The present application is described in detail above. It will be apparent to those skilled in the art that the present application can be practiced in a wide range of equivalent parameters, concentrations, and conditions without departing from the spirit and scope of the application and without undue experimentation. While the application has been described with respect to specific embodiments, it will be appreciated that the application may be further modified. In general, this application is intended to cover any variations, uses, or adaptations of the application following, in general, the principles of the application and including such departures from the present disclosure as come within known or customary practice within the art to which the application pertains.
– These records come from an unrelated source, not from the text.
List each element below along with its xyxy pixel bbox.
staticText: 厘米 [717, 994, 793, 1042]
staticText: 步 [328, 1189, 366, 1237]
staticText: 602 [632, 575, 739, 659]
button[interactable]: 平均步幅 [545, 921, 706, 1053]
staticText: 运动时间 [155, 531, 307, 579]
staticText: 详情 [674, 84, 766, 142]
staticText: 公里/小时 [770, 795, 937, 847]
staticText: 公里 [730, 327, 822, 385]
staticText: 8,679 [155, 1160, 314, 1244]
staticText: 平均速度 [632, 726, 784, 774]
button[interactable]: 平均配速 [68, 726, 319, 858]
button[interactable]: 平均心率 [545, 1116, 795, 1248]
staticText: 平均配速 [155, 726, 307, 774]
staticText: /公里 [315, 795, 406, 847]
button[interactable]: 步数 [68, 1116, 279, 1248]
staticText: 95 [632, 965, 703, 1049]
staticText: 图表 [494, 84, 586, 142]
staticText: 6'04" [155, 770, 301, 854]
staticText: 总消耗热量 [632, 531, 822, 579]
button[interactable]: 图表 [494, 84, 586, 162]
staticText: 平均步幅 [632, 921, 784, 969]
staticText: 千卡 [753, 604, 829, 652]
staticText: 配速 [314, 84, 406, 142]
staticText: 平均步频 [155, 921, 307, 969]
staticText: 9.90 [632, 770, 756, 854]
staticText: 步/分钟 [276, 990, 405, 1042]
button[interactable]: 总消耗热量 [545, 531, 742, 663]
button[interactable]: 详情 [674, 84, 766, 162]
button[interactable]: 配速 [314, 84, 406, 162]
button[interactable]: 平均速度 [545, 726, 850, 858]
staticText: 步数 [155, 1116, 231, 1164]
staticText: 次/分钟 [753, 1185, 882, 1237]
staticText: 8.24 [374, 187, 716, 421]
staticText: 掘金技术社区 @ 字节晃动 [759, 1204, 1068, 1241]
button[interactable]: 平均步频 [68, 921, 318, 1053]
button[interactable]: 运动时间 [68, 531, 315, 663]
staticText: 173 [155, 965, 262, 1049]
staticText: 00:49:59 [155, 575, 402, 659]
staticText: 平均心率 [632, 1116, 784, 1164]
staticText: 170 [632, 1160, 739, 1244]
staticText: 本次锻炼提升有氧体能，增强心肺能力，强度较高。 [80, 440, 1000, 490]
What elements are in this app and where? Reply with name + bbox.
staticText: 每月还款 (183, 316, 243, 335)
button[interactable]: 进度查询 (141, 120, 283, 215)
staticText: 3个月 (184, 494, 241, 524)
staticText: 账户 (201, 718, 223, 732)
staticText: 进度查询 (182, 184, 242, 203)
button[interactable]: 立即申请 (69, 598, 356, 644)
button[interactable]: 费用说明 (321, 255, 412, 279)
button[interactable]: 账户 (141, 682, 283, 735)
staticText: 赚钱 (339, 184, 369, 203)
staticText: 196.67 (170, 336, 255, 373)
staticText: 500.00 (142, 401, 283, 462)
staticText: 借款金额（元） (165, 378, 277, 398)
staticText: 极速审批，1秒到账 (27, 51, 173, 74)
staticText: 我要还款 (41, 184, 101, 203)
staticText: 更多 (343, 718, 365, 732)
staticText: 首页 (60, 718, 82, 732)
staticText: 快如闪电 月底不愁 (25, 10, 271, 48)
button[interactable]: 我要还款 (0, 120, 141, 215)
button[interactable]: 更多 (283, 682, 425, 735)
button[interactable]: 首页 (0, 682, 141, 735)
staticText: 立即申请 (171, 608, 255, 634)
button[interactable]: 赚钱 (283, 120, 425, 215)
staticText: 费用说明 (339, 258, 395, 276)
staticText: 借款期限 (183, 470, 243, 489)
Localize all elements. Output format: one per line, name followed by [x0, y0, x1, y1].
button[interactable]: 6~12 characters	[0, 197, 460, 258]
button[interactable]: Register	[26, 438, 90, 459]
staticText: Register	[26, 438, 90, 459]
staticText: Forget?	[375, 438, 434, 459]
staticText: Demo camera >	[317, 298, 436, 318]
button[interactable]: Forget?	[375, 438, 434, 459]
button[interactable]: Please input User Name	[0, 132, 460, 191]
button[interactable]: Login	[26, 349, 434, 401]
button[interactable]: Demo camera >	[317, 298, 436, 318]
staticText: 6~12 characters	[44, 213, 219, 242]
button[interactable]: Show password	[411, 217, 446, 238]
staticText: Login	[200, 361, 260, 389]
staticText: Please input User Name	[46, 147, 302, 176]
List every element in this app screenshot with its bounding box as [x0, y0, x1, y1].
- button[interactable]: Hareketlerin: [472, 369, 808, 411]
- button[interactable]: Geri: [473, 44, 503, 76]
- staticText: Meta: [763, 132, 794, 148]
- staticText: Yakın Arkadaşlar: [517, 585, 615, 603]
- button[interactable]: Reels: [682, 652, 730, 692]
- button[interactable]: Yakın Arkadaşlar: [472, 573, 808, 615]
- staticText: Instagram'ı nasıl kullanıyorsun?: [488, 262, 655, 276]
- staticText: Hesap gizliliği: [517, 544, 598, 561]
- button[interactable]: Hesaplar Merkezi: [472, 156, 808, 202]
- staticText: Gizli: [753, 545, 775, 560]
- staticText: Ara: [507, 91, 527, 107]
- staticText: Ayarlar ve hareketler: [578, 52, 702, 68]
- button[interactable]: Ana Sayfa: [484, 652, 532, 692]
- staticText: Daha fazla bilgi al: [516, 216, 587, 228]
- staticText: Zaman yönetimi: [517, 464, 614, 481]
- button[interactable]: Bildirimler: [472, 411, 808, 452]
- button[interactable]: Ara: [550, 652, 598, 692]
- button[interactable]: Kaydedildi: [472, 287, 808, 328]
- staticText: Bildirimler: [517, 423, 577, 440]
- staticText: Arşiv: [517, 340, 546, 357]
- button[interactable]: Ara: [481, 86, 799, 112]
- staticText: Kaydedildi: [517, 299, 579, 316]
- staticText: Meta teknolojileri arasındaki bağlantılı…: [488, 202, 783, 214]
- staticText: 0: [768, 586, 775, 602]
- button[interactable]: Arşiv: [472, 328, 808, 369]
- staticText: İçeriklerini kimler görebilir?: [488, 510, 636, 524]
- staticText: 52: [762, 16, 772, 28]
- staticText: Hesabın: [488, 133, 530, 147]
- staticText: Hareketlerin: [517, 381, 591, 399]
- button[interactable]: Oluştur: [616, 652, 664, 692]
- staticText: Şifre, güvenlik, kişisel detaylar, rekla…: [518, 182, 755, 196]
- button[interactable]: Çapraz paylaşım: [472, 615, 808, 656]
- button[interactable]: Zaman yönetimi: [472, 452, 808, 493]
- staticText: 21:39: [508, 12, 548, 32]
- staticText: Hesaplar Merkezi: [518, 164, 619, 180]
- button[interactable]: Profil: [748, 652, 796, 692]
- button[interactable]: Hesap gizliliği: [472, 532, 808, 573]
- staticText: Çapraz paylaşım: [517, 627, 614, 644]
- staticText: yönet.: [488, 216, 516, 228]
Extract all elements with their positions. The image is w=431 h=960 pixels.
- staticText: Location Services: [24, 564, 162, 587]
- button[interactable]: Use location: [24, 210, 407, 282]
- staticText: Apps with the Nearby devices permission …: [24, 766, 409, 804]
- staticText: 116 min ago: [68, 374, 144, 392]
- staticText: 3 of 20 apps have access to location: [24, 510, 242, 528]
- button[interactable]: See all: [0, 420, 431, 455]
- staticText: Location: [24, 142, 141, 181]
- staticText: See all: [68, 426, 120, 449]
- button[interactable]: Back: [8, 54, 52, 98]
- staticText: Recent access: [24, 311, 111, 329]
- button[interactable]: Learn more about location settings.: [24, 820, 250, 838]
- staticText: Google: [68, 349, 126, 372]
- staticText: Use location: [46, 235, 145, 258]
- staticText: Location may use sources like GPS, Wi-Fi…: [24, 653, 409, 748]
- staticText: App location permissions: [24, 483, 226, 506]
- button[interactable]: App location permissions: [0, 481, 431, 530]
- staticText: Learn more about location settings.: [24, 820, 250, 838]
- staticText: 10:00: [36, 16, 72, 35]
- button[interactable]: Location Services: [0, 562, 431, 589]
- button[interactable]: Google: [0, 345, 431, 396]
The application of some of the basic features may be done in accordance with the scope of the claims that follow.

Claims (4)

1. Use of fidaxomycin or a pharmaceutically acceptable salt thereof in the manufacture of a medicament for combating infection by mycobacterium abscessus.

2. Use of fidaxomycin or a pharmaceutically acceptable salt thereof in the manufacture of a medicament for the treatment of a disease caused by infection by mycobacterium abscessus.

3. Application of fidaxomicin or pharmaceutically acceptable salt thereof in preparing mycobacterium abscessus antibacterial agent is provided.

4. A use according to any one of claims 1-3, characterized in that: the mycobacterium abscessus is a mycobacterium abscessus standard strain or a mycobacterium abscessus clinical isolate or a mycobacterium abscessus carried by a patient infected with the mycobacterium abscessus.